Our preaching text for this Sunday, February 5, is I Corinthians 12: 1-12. It is written for Corinthian Christians who are looking to worldly standards for validation. Of particular concern to Paul is the Corinthian penchant for “wisdom.” While we might think of this as a broad category, I think the modern-day corollary might be self-help literature. “You Are a Badass,” “The Power of Habit,” and “Mastering Your Mean Girl” are some current titles.
The Christian equivalent are people like Paula White, the “prosperity Gospel” preacher Donald Trump had at his inaugural. Her theology, which was seen in previous preachers like Norman Vincent Peale (President Trump’s pastor growing up), is antithetical to the Gospel of Jesus Christ and deeply unbiblical. Yet it makes promises about who you can be and what you can get if you just pray right, believe right, live right, etc. “And look at me,” they conclude, pointing to their big sanctuaries, nice clothes, well-coiffed hair and awfully nice cars. “Jesus wants this for you.”
Jesus says nothing of the sort. In fact, as Paul notes, the way of Jesus led to crucifixion. Which might be why Paul speaks of coming to the Corinthians with fear and trembling, knowing that people wanted success on all levels and a God who showed it and promised it. Instead Paul comes talking about a convicted criminal who died a shameful death on a cross. That same man told his disciples that his fate might be theirs. About him, Paul asks, “Who’s with Jesus?”
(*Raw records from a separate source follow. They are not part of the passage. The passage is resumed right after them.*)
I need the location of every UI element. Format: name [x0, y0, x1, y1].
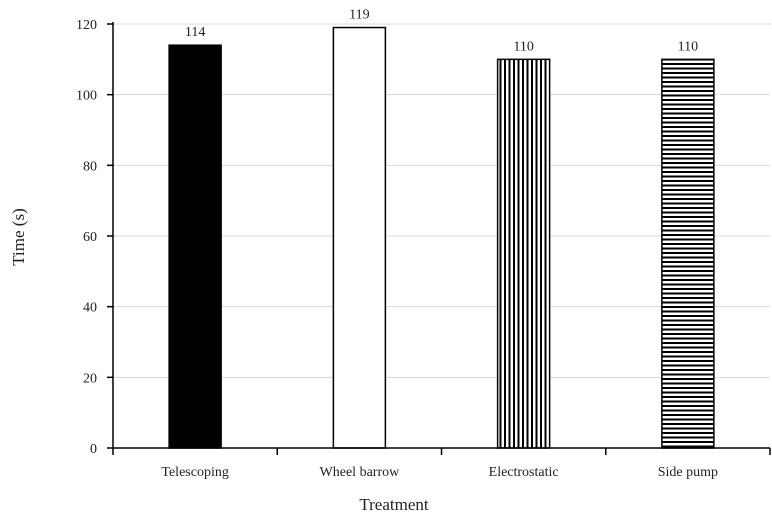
x-category-label: Electrostatic: [489, 465, 559, 480]
bar-wheel-barrow: [332, 26, 387, 449]
x-category-label: Side pump: [658, 465, 718, 480]
x-category-label: Wheel barrow: [320, 465, 401, 480]
axes: [107, 22, 771, 455]
y-tick-label: 0: [90, 442, 97, 457]
x-category-label: Telescoping: [161, 465, 228, 480]
y-tick-label: 40: [83, 301, 97, 316]
bar-side-pump: [661, 58, 715, 449]
bars: [168, 26, 715, 449]
data-label: 110: [678, 39, 698, 54]
data-labels: 114 119 110 110: [185, 8, 698, 55]
y-tick-label: 80: [83, 159, 97, 174]
y-axis-title: Time (s): [9, 208, 28, 265]
data-label: 114: [185, 25, 205, 40]
y-tick-label: 120: [76, 18, 97, 33]
data-label: 110: [513, 39, 533, 54]
y-tick-label: 60: [83, 230, 97, 245]
x-category-labels: Telescoping Wheel barrow Electrostatic Side…: [161, 465, 718, 480]
y-tick-label: 100: [76, 89, 97, 104]
y-tick-label: 20: [83, 371, 97, 386]
x-axis-title: Treatment: [359, 495, 429, 514]
data-label: 119: [349, 8, 369, 23]
y-tick-labels: 0 20 40 60 80 100 120: [76, 18, 97, 457]
bar-telescoping: [168, 44, 222, 449]
gridlines: [113, 23, 770, 378]
bar-electrostatic: [496, 58, 551, 449]
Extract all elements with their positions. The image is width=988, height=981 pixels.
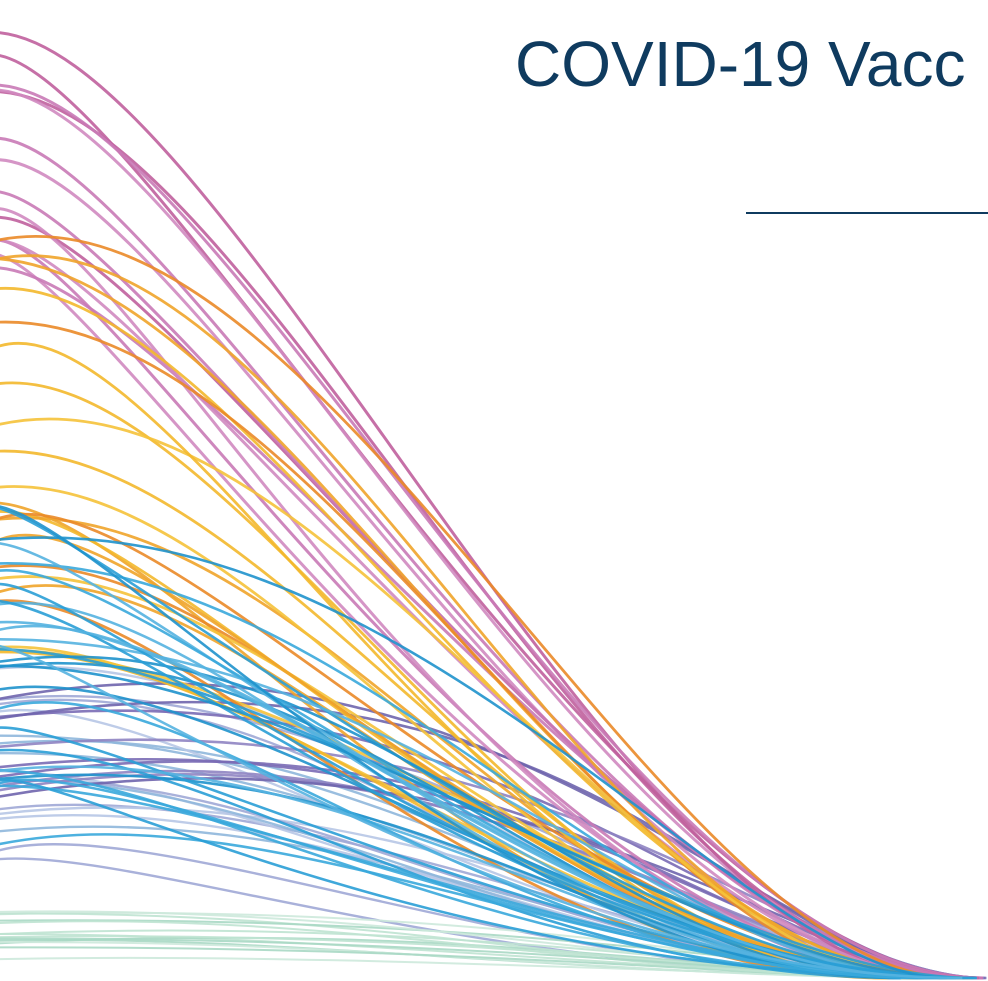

Paul himself was nothing to look at or believe. He is described as short, with perhaps a speech impediment. He has been thrown in jail, run out of town, betrayed by friends and said to be a liar. Ouch! “But trust me,” Paul says, “this is what it looks like to follow Jesus.”
And some people did trust Paul. And they did follow Jesus. Consequently their world turned upside down and they started hanging out with people unlike them and living lives of purpose and strength. This, Paul says, is God’s power. Not my words and not my wisdom, but God’s Word in Jesus and the foolishness to believe that Jesus rose from the dead and gives life to people who live as though they are dead.
I’m not sure where I am taking that this weekend. But it is a lot to chew on. I hope the preachers and prayers at the National Prayer Breakfast tomorrow represent this Gospel to the Washington elite. Imagine what it would be like if they led humble, servant lives?